The kiss scorched her inside and out, not dispelling her fear very much, but imbuing her with a new determination to get the hell out of this hole and see where a kiss like that could lead.
She sighed after he released her and rested against him for a couple of seconds, trying her level best to soak up some of that confidence of his.
“Up we go now,” he said, shaking her firmly but gently. “You can do it, Martine. One arm over the other, push with your feet. We’ll be climbing this time, so it’ll take more energy. Think of surfacing, seeing that moon.”
“How…how deep are we? I need to know now.”
He hesitated as if remembering, measuring in his mind. “About ninety, maybe a hundred feet
. Maybe not that far,” he said. “Piece of cake. You can do that.” His voice was gentle, coaxing. “Come on now, let’s get it over with, okay?”
A hundred feet of rock? She caught back a moan, cleared her throat to cover it, and tried not to shiver uncontrollably when he turned her around and grasped her by her waist to lift her up. Then she remembered. “The flashlight!” she cried.
“Once I get up there behind you, I’ll pass it to you, but we’ll have to leave it off unless we run into an obstruction and need to see—”
She gasped, a horrible little sound of terror, then clamped a hand over her mouth.
He surrounded her with his arms and held her tight. His lips pressed against the side of her neck, then whispered into her ear. “You can leave the light on. All the time, Martine. It will be okay. But you’ll need to crawl in the dark far enough that I can get in there behind you. Then I’ll give you the flashlight, all right? Can you do that for me?”
She nodded, a jerky movement that made her even dizzier than she had felt before. “Let…let’s go.”

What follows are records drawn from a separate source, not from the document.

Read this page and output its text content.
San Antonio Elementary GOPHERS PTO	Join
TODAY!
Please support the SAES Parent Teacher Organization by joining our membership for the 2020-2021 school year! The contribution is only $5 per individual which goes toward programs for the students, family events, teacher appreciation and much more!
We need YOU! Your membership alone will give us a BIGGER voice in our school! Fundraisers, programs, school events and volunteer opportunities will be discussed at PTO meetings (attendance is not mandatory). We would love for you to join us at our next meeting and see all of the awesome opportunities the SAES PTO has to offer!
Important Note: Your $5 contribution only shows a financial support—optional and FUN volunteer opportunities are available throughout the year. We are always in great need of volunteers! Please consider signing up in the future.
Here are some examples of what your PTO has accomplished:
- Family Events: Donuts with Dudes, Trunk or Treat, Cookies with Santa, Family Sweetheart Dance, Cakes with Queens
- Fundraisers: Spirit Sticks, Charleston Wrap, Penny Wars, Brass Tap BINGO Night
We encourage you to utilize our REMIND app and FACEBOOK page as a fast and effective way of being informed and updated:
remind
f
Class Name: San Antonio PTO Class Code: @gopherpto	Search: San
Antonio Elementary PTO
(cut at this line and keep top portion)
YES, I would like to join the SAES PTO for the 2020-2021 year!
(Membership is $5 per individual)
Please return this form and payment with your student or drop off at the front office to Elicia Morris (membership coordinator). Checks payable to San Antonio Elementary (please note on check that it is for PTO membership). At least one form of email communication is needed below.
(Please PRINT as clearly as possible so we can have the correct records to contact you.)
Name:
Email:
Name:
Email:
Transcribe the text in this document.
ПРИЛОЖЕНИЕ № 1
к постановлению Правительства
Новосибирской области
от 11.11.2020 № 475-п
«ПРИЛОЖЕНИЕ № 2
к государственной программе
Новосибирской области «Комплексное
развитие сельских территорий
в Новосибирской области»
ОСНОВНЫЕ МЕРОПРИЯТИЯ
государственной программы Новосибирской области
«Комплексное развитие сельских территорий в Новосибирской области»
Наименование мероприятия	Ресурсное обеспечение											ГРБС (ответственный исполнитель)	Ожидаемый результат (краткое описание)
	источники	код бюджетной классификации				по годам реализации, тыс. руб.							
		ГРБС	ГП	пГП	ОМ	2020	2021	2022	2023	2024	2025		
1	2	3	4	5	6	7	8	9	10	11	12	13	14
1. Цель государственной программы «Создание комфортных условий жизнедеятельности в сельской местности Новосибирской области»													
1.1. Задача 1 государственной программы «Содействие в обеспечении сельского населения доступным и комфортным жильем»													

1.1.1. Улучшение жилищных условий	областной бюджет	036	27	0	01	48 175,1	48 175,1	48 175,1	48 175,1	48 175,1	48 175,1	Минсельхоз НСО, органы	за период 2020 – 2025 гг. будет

The hardest thing she’d ever done was crawl into that small dark place. Fear of being confined and crushed almost overwhelmed her the second Joe’s hands left her.
Suddenly she couldn’t help scrambling forward just to make sure she could. Up and out, she huffed, hyperventilating, anything to get free, to feel open space around her, the night air, anything but all this…rock. Faster, the terror urged, go faster. Get out. Get out! Now!
Dimly, over the frantic thundering of her heart, she heard Joe call to her. But she couldn’t listen, couldn’t slow down. Not even for the comfort of light to lead the way. Her mind worked in fits and starts, rapidly grabbing at anything else when it touched on the thought that she wouldn’t make it.
Suddenly the passageway narrowed, her hand pushed through a hole smaller than a basketball. Light bled around her body, flickering on the solid rock in front of her, on the small jagged opening. Desperately, she pushed at the obstructing wall around the aperture.